Aux origines du célèbre Walt Disney, un texte somptueux qui flamba dans les autodafés du IIIe Reich. Notre coup de cœur jeunesse de la semaine.
Mais comment diantre un faon partant à la découverte du monde en vint-il à provoquer l’ire des censeurs du IIIe Reich ? En 1936, Bambi, de l’Autrichien Felix Salten, fut interdit dans l’Allemagne nazie. De nombreux exemplaires flambèrent dans les autodafés. À première vue, ce roman paru en 1923, rapidement devenu un best-seller, est pourtant un conte animalier qui peut sembler inoffensif.
C’est un voyage dans les Alpes qui aurait inspiré Félix Salten, pour ce récit initiatique suivant les pas d’un petit faon nommé Bambi (de l’italien pour « enfant », « bambino »), de sa naissance à sa découverte de la dureté du monde. Observateur avisé du monde animal, Salten fait vivre avec une émotion singulière les premiers pas tremblants de son héros ou la tendresse maternelle, l’euphorie d’une première cavalcade dans la clairière ou de la découverte de ses congénères. Il s’offre de poétiques parenthèses, par exemple le temps de faire parler les feuilles qui s’apprêtent à tomber.
Noirceur du monde
Mais derrière la fable bucolique, ce sont de plus sombres réalités qui apparaissent. Bambi découvre la noirceur du monde – mort, deuil, cruauté –, et à travers lui Salten exprime ses inquiétudes sur un monde à la dérive. Juif viennois ami d’Arthur Schnitzler, correspondant de Freud et admirateur de Theodor Herzl, Salten voit l’antisémitisme qui resurgit, le climat de haine et de ressentiment de l’après-guerre. « Cette terrible détresse, dont on ne voyait pas la fin, répandait la rancœur et la barbarie. Elle réduisait à néant tous les usages, elle minait la conscience, anéantissait les bonnes mœurs, détruisait la confiance. Il n’y avait plus pitié, ni repos, ni retenue », écrit-il dans Bambi. Comment ne pas y voir un écho prémonitoire de la barbarie prête à s’abattre ? Ce n’est donc pas sans raison que les nazis y virent une allégorie du sort des Juifs d’Europe.
C’est cette dimension du texte qui a séduit l’illustrateur Benjamin Lacombe.

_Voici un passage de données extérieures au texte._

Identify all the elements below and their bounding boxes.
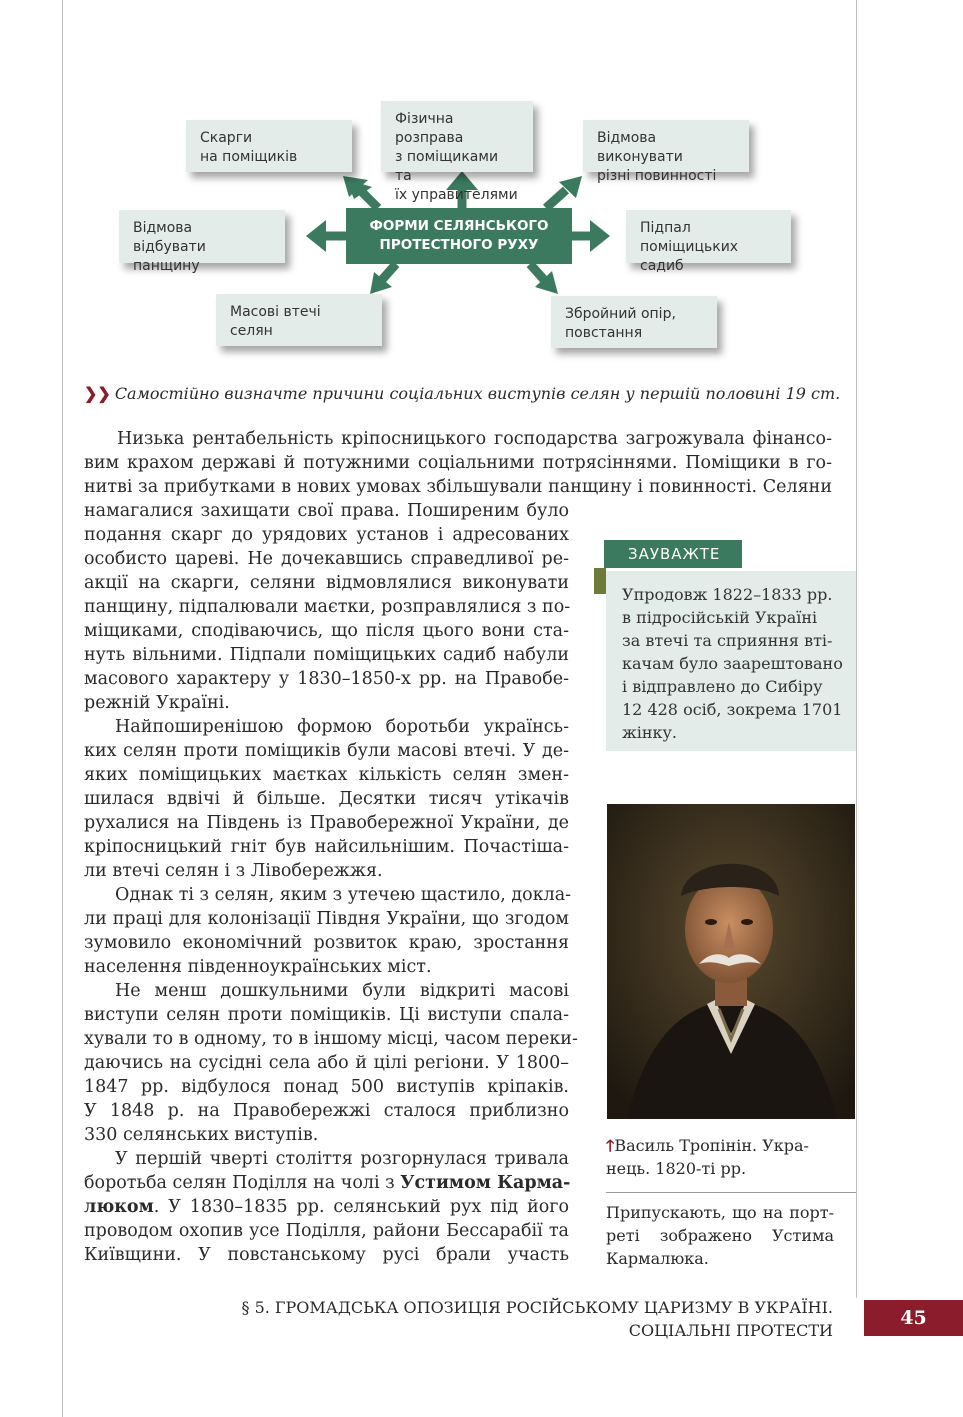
portrait-description: Припускають, що на порт- реті зображено Устима Кармалюка. [606,1203,834,1268]
paragraph-5: У першій чверті століття розгорнулася тривала боротьба селян Поділля на чолі з Устимом Кармa- люком. У 1830–1835 рр. селянський рух під його проводом охопив усе Поділля, райони Бессарабії та Київщини. У повстанському русі брали участь [84,1149,571,1265]
task-prompt [84,384,840,403]
box-refuse-duties: Відмова виконувати різні повинності [583,120,749,172]
paragraph-1-wide: Низька рентабельність кріпосницького господарства загрожувала фінансо- вим крахом державі й потужними соціальними потрясіннями. Поміщики в го- нитві за прибутками в нових умовах збільшували панщину і повинності. Селяни [84,429,832,497]
portrait-image [607,804,855,1119]
portrait-caption: 🡑Василь Тропінін. Укра- нець. 1820-ті рр. [606,1136,809,1178]
karmaliuk-name: Устимом Кармa- [400,1173,571,1193]
page-number: 45 [864,1300,963,1336]
paragraph-2: Найпоширенішою формою боротьби українсь- ких селян проти поміщиків були масові втечі. У де- яких поміщицьких маєтках кількість селян змен- шилася вдвічі й більше. Десятки тисяч утікачів рухалися на Південь із Правобережної України, де кріпосницький гніт був найсильнішим. Почастіша- ли втечі селян і з Лівобережжя. [84,717,569,881]
note-tab-fold [594,568,606,594]
box-complaints: Скарги на поміщиків [186,120,352,172]
caption-divider [606,1192,856,1193]
prompt-text: Самостійно визначте причини соціальних виступів селян у першій половині 19 ст. [114,384,841,403]
paragraph-3: Однак ті з селян, яким з утечею щастило, докла- ли праці для колонізації Півдня України, що згодом зумовило економічний розвиток краю, зростання населення південноукраїнських міст. [84,885,572,977]
note-tab: ЗАУВАЖТЕ [604,540,742,568]
prompt-marker-icon: ❯❯ [84,384,111,403]
paragraph-4: Не менш дошкульними були відкриті масові виступи селян проти поміщиків. Ці виступи спала- хували то в одному, то в іншому місці, часом переки- даючись на сусідні села або й цілі регіони. У 1800– 1847 рр. відбулося понад 500 виступів кріпаків. У 1848 р. на Правобережжі сталося приблизно 330 селянських виступів. [84,981,578,1145]
box-refuse-corvee: Відмова відбувати панщину [119,210,285,263]
note-box: Упродовж 1822–1833 рр. в підросійській Україні за втечі та сприяння вті- качам було заарештовано і відправлено до Сибіру 12 428 осіб, зокрема 1701 жінку. [606,571,856,751]
box-mass-flight: Масові втечі селян [216,294,382,346]
running-footer: § 5. ГРОМАДСЬКА ОПОЗИЦІЯ РОСІЙСЬКОМУ ЦАРИЗМУ В УКРАЇНІ. СОЦІАЛЬНІ ПРОТЕСТИ [241,1298,833,1340]
box-armed-resistance: Збройний опір, повстання [551,296,717,348]
diagram-center-title: ФОРМИ СЕЛЯНСЬКОГО ПРОТЕСТНОГО РУХУ [346,208,572,264]
box-physical-violence: Фізична розправа з поміщиками та їх управителями [381,101,533,172]
box-arson: Підпал поміщицьких садиб [626,210,791,263]
up-arrow-icon: 🡑 [606,1136,615,1155]
paragraph-1-narrow: намагалися захищати свої права. Поширеним було подання скарг до урядових установ і адресованих особисто цареві. Не дочекавшись справедливої ре- акції на скарги, селяни відмовлялися виконувати панщину, підпалювали маєтки, розправлялися з по- міщиками, сподіваючись, що після цього вони ста- нуть вільними. Підпали поміщицьких садиб набули масового характеру у 1830–1850-х рр. на Правобе- режній Україні. [84,501,571,713]
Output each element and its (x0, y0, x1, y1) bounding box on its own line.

Il le met en images dans une nouvelle édition du texte chez Albin Michel, avec une traduction de Nicolas Waquet, et dans la collection de classiques illustrés que dirige Lacombe lui-même. « Depuis longtemps, je voulais, dans un album illustré, traiter du mal absolu de l’antisémitisme. Un mal qui resurgit toujours, sous une autre forme, ou de biais, comme les mille dangers de la forêt de Felix Salten. » Lui-même descendant de déportés, il a « voulu faire ressentir le danger et la peur de tous ceux qui sont traqués ».
Son album est une splendeur. Fusains tour à tour en noir et blanc et en couleur, pages qui s’ouvrent, découpes et pliages composent un objet où la poésie et la douceur le disputent à l’inquiétude. C’est toute l’ambiguïté d’une nature enchanteresse et sauvage qui se tient dans ces pages. Un hommage somptueux à l’œil naturaliste de Salten comme à sa tendresse désespérée pour le monde et les êtres.
À noter : un charmant album, signé de l’auteur-illustrateur Philippe Jalbert, mais avec, cette fois, un texte raccourci et adapté pour les tout-petits, sort également ces jours-ci aux éditions Gautier-Languereau. Deux raisons de revenir sur les traces du vrai Bambi.
Bambi, l’histoire d’une vie dans les bois, Felix Salten et Benjamin Lacombe, traduit de l’allemand (Autriche) par Nicolas Waquet, 176 p., 29,90 euros. À partir de 9 ans.
Également : Bambi, une vie dans les bois, d’après Felix Salten, Phillippe Jalbert, Gautier-Languereau, 15, 90 euros. À partir de 5 ans.